Глаша и Ефросинья закивали головами в знак согласия.
– Хорошо, будем считать, что этот вопрос решён, я думаю, Антонина Зубова не будет брать самоотвод.
Агнесса утвердительно кивнула головой, а Пахомов продолжил:
– Теперь относительно транспорта в районе. Дело в том, что когда беляки отступали, то они забрали всё, на чём можно было ехать. За этот период в районе появился молодняк крупного рогатого скота. Мы категорически запретили резать бычков на мясо. Их можно использовать как гужевой транспорт, но у нас опять проблема, нет телег.
– Можно мне слово? – попросила Агнесса.
– Да, да! Пожалуйста, Антонина!
– Мой сын с местной детворой собрали хорошую телегу из разбитой тачанки беляков, но запрягать в неё некого, правда, они сами впрягаются и катают по посёлку друг друга по-очереди.
– В таком случай на правлении я поставлю вопрос о выделении в посёлок Огурцы одного двухгодовалого бычка. Но справитесь ли вы, его надо обучить ходить в упряжке.
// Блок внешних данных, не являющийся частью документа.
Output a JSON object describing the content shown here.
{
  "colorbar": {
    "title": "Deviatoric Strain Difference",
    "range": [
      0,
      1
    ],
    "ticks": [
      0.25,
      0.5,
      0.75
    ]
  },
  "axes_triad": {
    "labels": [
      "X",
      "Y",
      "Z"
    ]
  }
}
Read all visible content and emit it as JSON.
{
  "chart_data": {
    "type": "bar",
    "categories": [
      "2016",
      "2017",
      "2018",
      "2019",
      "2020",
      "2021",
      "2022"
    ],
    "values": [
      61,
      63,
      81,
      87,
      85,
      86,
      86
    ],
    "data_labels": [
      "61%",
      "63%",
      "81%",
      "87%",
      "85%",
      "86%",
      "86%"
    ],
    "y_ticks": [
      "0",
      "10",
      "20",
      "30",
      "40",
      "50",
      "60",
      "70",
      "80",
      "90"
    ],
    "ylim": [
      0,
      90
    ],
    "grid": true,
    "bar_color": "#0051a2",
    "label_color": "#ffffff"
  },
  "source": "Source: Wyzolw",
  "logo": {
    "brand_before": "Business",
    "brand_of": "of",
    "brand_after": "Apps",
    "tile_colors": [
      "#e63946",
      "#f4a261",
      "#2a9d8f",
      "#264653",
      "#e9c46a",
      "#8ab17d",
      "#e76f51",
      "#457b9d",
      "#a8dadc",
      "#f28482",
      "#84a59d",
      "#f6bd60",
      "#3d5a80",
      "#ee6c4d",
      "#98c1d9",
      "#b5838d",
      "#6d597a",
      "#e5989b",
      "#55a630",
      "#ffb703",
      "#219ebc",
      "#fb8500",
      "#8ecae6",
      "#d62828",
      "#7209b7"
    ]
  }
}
– Справимся! – хором закричали женщины.
– Я считаю, что основные вопросы мы решили. А Зубову я прошу присутствовать на нашем совещании, которое начнётся через пару часов, с представителями правоохранительных органов из Канска и Иланска.
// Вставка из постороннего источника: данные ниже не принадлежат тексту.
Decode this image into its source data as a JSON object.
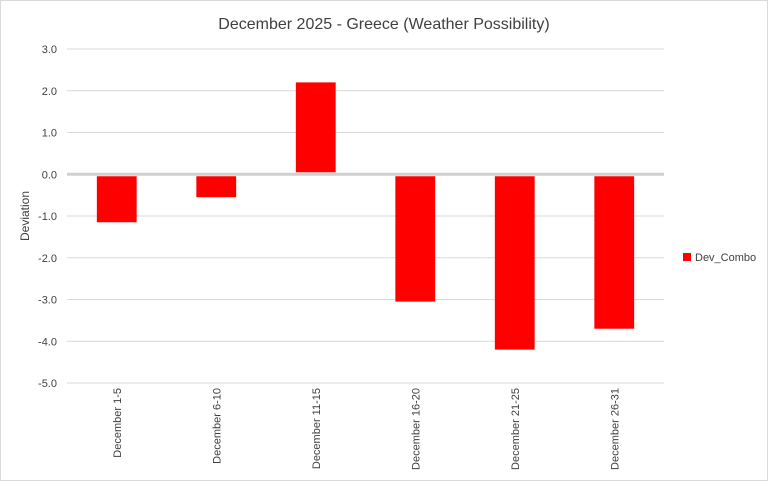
{
  "chart_data": {
    "type": "bar",
    "title": "December 2025 - Greece (Weather Possibility)",
    "xlabel": "",
    "ylabel": "Deviation",
    "categories": [
      "December 1-5",
      "December 6-10",
      "December 11-15",
      "December 16-20",
      "December 21-25",
      "December 26-31"
    ],
    "series": [
      {
        "name": "Dev_Combo",
        "color": "#ff0000",
        "values": [
          -1.15,
          -0.55,
          2.2,
          -3.05,
          -4.2,
          -3.7
        ]
      }
    ],
    "ylim": [
      -5.0,
      3.0
    ],
    "yticks": [
      3.0,
      2.0,
      1.0,
      0.0,
      -1.0,
      -2.0,
      -3.0,
      -4.0,
      -5.0
    ],
    "ytick_labels": [
      "3.0",
      "2.0",
      "1.0",
      "0.0",
      "-1.0",
      "-2.0",
      "-3.0",
      "-4.0",
      "-5.0"
    ],
    "grid": true,
    "legend_position": "right",
    "colors": {
      "bar": "#ff0000",
      "grid": "#d9d9d9",
      "zero_line": "#d0d0d0",
      "text": "#404040",
      "title": "#404040"
    }
  }
}
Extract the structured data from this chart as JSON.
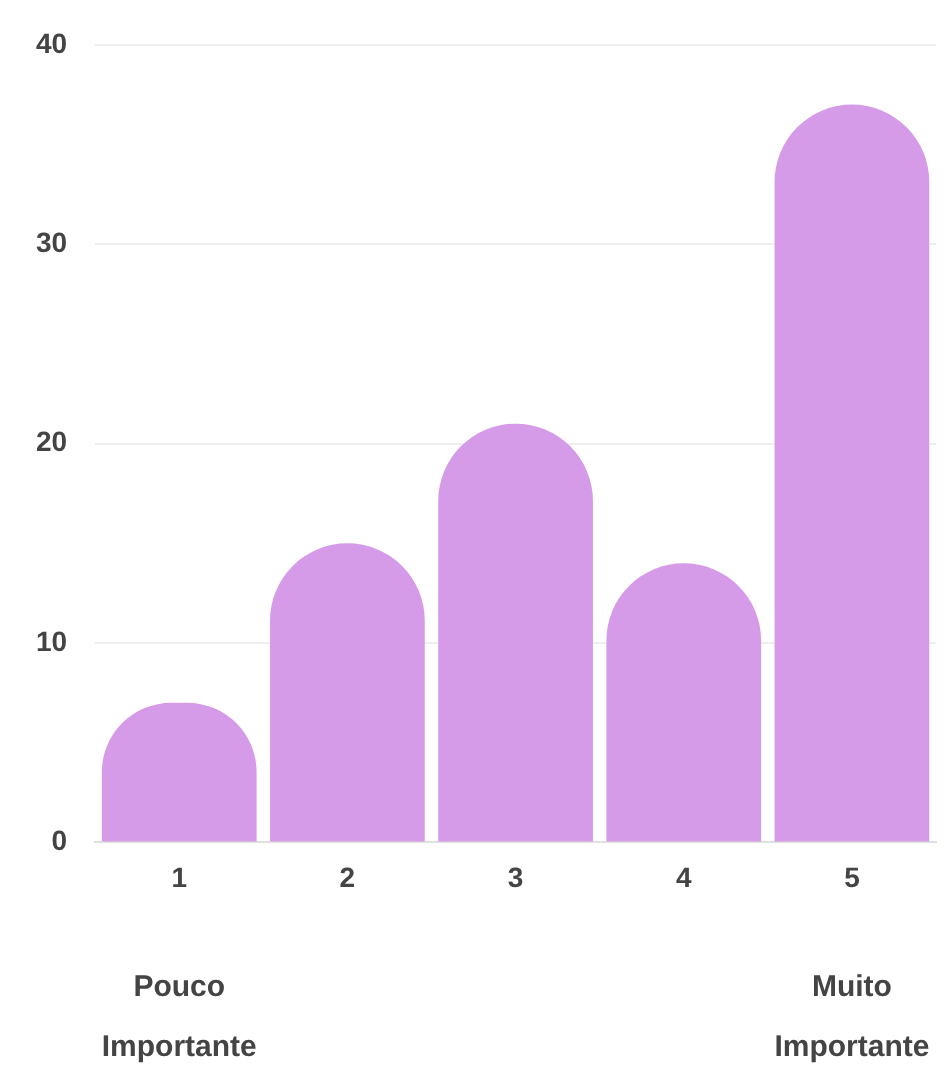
{
  "chart_data": {
    "type": "bar",
    "categories": [
      "1",
      "2",
      "3",
      "4",
      "5"
    ],
    "values": [
      7,
      15,
      21,
      14,
      37
    ],
    "color": "#d59ae8",
    "ylim": [
      0,
      40
    ],
    "yticks": [
      0,
      10,
      20,
      30,
      40
    ],
    "grid": "y",
    "legend": false,
    "annotations": [
      "Pouco Importante",
      "Muito Importante"
    ]
  }
}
Агнесса изменилась в лице, но Пахомов не заметил, копаясь в бумагах.
– Да, вот она, – сказал он, найдя бумагу. – Для вашего посёлка Огурцы мы изготовили печать и бланки справок. Товарищ Зубова, как старшая по улице, вы должны будете каждому жителю вашего посёлка, достигшего совершеннолетия, выдать справку с указанием фамилии, имени, отчества и года рождения, что он является жителем посёлка Огурцы. И каждый житель обязан эту справку носить с собой, особенно если он направляется в город или село. Без справки он может быть задержан правоохранительными органами. Вот получите и распишитесь, товарищ Зубова, – и он выложил перед ней, на край стола целую кипу бумаг, журнал регистрации жителей, печать, стеклянный пузырёк с чернилами и ручку.
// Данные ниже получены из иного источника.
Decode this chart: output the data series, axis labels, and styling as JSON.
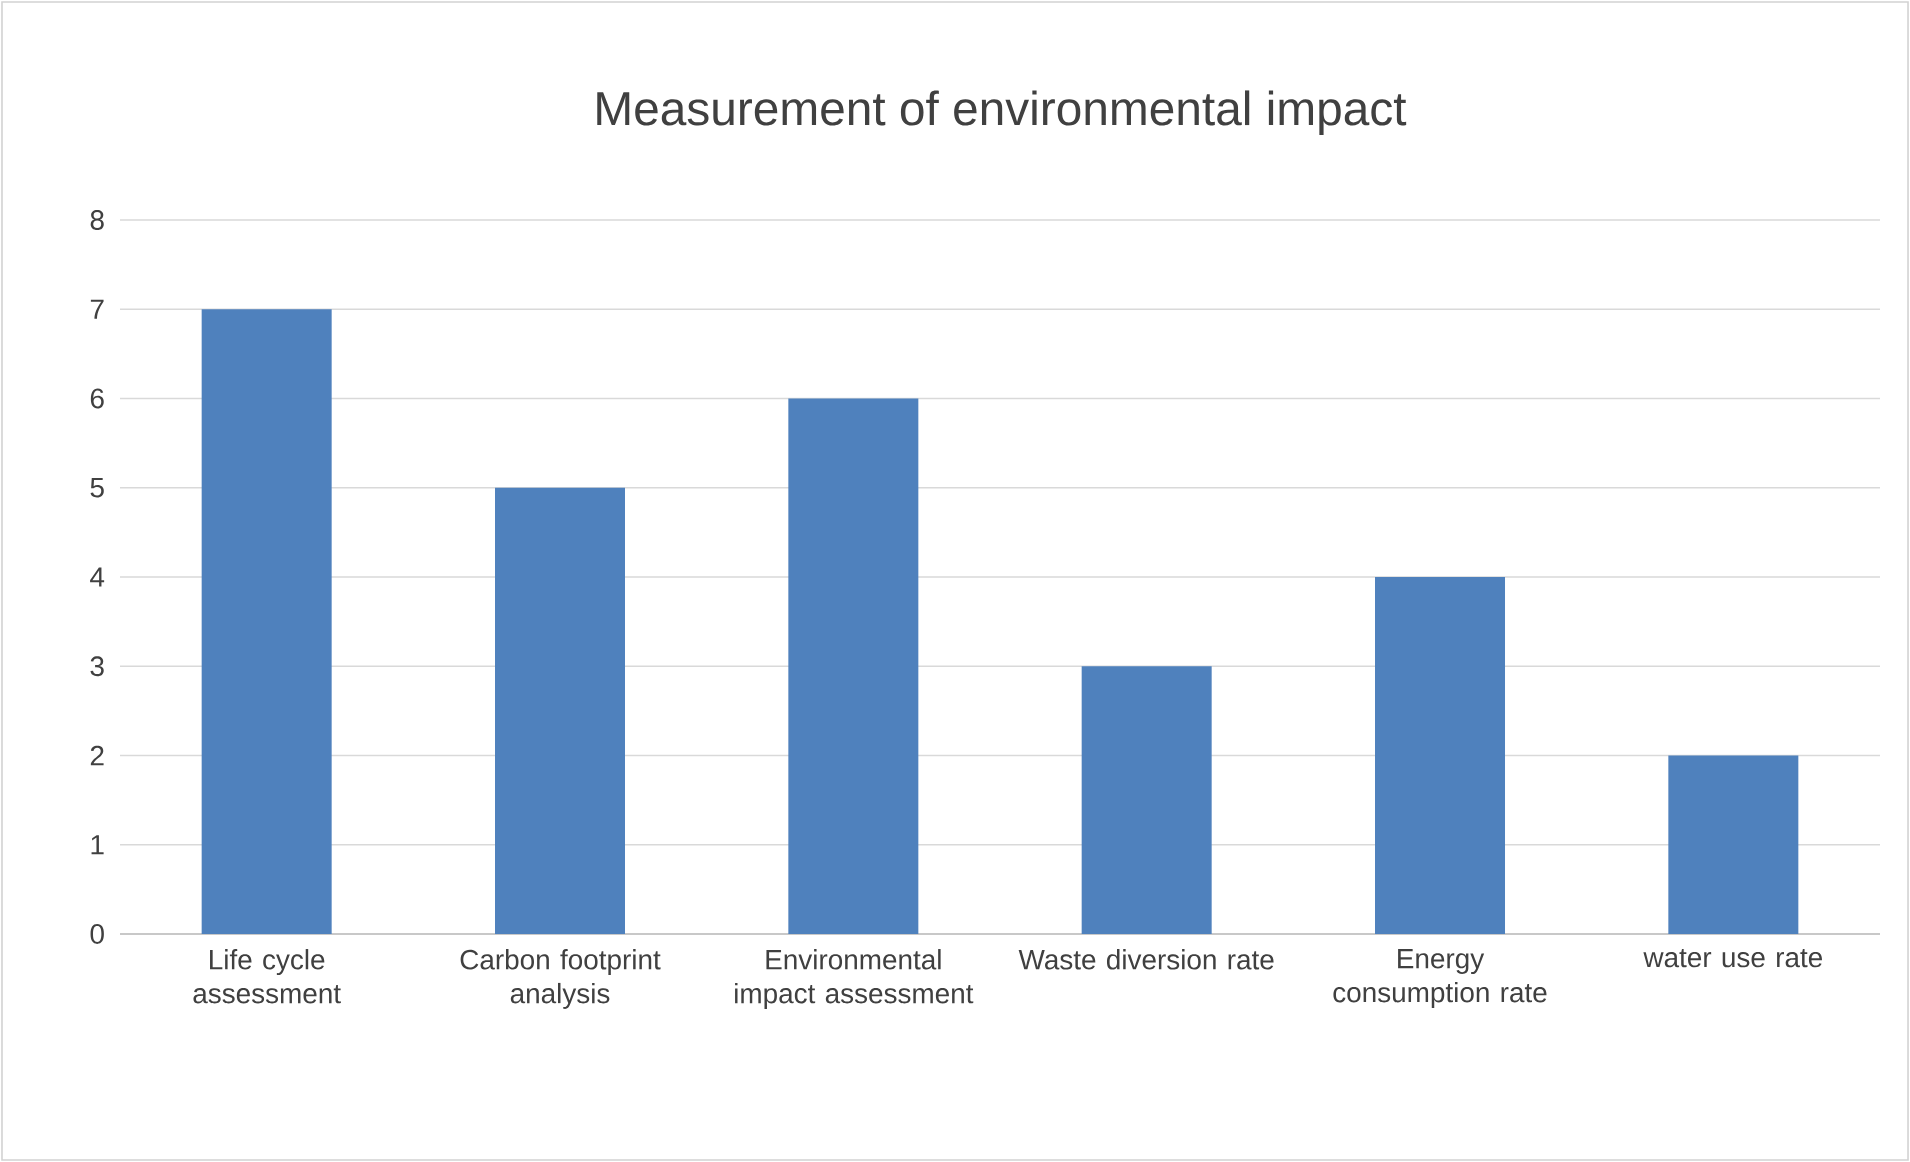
{
  "chart_data": {
    "type": "bar",
    "title": "Measurement of environmental impact",
    "categories": [
      "Life cycle assessment",
      "Carbon footprint analysis",
      "Environmental impact assessment",
      "Waste diversion rate",
      "Energy consumption rate",
      "water use rate"
    ],
    "values": [
      7,
      5,
      6,
      3,
      4,
      2
    ],
    "color": "#4f81bd",
    "ylim": [
      0,
      8
    ],
    "yticks": [
      0,
      1,
      2,
      3,
      4,
      5,
      6,
      7,
      8
    ],
    "grid": "y"
  }
}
Агнесса не шелохнулась, уставившись на Пахомова, готовая отказаться от предложенной должности, а он добавил:
– За эту работу вам будет назначена зарплата от Абанского правления, правда, небольшая, но и немаленькая.
– Я должна подумать.
– Что тут думать, распишитесь, а потом думайте, – с каким-то нажимом ответил он. – Я сужу по протоколу, вы грамотный человек, и я могу вам доверить эту работу. Кого вы можете предложить вместо себя? Никого. То-то же.
Агнесса поняла, сопротивление бесполезно, можно сделать себе хуже. Она встала, подошла к столу, расписалась в журнале за печать, за справки, за журнал и за мелочёвку. Затем сложила всё в сумку и спросила:
– Мы можем быть свободны?
– Да, до совещания, – ответил он, не взглянув на неё.
Выходя на улицу, Агнесса подумала: «Кажется, я влипла, из Иланска могут быть люди, которые знают меня в лицо. Надо что-то придумать, во всяком случай не появляться на совещании, Пахомов близорук, не заметит, что меня нет».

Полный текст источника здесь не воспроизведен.